Semester 8, especially, felt like a season of simply living. No applications. No constant countdown to the next milestone. There were Goa trips, parties, hangouts, countless days spent doing absolutely nothing with people I genuinely enjoyed being around, saying yes to all plans, and trying to make the most of a place I suddenly realized I was about to leave.
Reflecting on it now, IITK feels less like an institute and more like an old train journey. Not the kind that takes you directly where you think you’re going.The kind that keeps stopping at unexpected stations. The kind that takes detours, long routes, and occasional U-turns. The kind that makes you question whether you’re even on the right train anymore.
But somewhere along the way, you meet people who become part of the story. You collect conversations. Memories. Versions of yourself. And when the journey finally ends, you realize something surprising. You arrived exactly where you needed to be. Just not by the route you expected.
I don’t think IITK gave me most of the things I wanted. It gave me the people, experiences, and detours that helped me become someone capable of wanting better things.

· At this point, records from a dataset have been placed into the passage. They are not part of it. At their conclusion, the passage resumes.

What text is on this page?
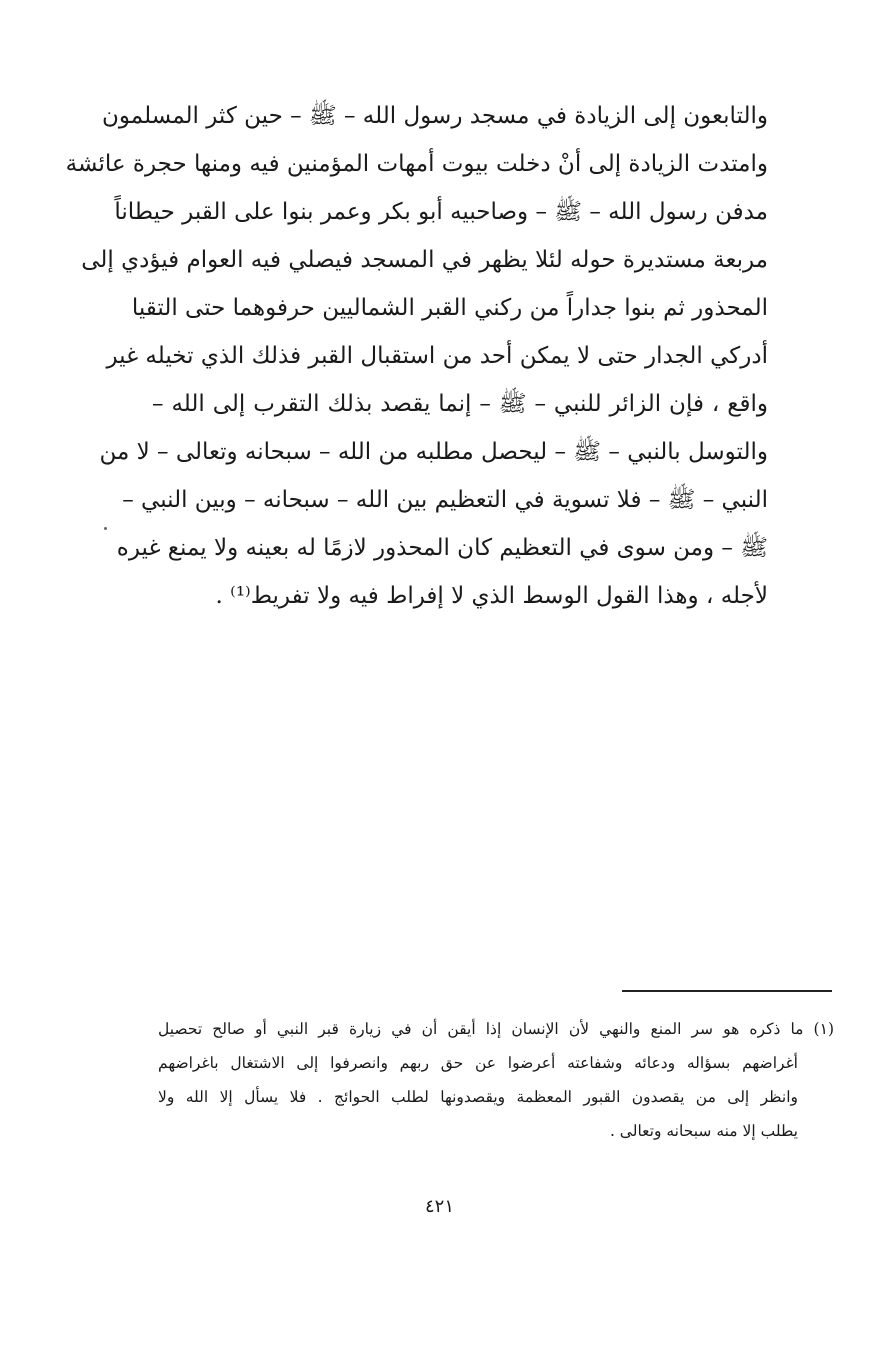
والتابعون إلى الزيادة في مسجد رسول الله – ﷺ – حين كثر المسلمون
وامتدت الزيادة إلى أنْ دخلت بيوت أمهات المؤمنين فيه ومنها حجرة عائشة
مدفن رسول الله – ﷺ – وصاحبيه أبو بكر وعمر بنوا على القبر حيطاناً
مربعة مستديرة حوله لئلا يظهر في المسجد فيصلي فيه العوام فيؤدي إلى
المحذور ثم بنوا جداراً من ركني القبر الشماليين حرفوهما حتى التقيا
أدركي الجدار حتى لا يمكن أحد من استقبال القبر فذلك الذي تخيله غير
واقع ، فإن الزائر للنبي – ﷺ – إنما يقصد بذلك التقرب إلى الله –
والتوسل بالنبي – ﷺ – ليحصل مطلبه من الله – سبحانه وتعالى – لا من
النبي – ﷺ – فلا تسوية في التعظيم بين الله – سبحانه – وبين النبي –
ﷺ – ومن سوى في التعظيم كان المحذور لازمًا له بعينه ولا يمنع غيره
لأجله ، وهذا القول الوسط الذي لا إفراط فيه ولا تفريط⁽¹⁾ .
(١) ما ذكره هو سر المنع والنهي لأن الإنسان إذا أيقن أن في زيارة قبر النبي أو صالح تحصيل
أغراضهم بسؤاله ودعائه وشفاعته أعرضوا عن حق ربهم وانصرفوا إلى الاشتغال باغراضهم
وانظر إلى من يقصدون القبور المعظمة ويقصدونها لطلب الحوائج . فلا يسأل إلا الله ولا
يطلب إلا منه سبحانه وتعالى .
٤٢١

Exactly Where I Needed To Be
Past Pranjali:
So… this isn’t the life we had wanted?
Present Pranjali:
No. Not entirely. But somewhere along the way, I stopped measuring my college experience by the things that didn’t happen and started appreciating everything that did.
Past Pranjali:
So if you could tell me one thing before I enter IITK, what would it be?
Present Pranjali:
I’d tell you not to hold your expectations so tightly. Some of it will happen. A lot of it won’t. You will lose people you thought would stay. You will find people you never expected. You will miss opportunities you desperately wanted. You will receive opportunities you never thought to ask for. You will spend years trying to become the person you imagined. And somewhere along the way, you will become someone else entirely. And one day, when it’s time to leave, you’ll realize that was never the tragedy.That was the point. IITK never really gave us the map. It just kept nudging us toward the next station.
The life that happened instead turned out to be a pretty good one.
She smiled. And somehow, I think that was the answer she had been looking for all along. I picked up the last box and looked around C519 one final time. The room was almost empty now. The echo was different. For four years, there had always been something: a conversation, a notification, a friend dropping by, a deadline waiting, a reason not to sleep. Now there was just silence.
Four years of conversations, failures, friendships, ambitions, late-night walks, impossible deadlines, unexpected victories, and countless versions of myself had somehow been reduced to a few packed suitcases.
And then it hit me. Before I locked C519, I thought I was leaving IITK. What I didn’t realize was that IITK had already made sure a part of it would leave with me. So I locked the door behind me and walked away.
Not with the life I had imagined four years ago. But with one I wouldn’t trade for it.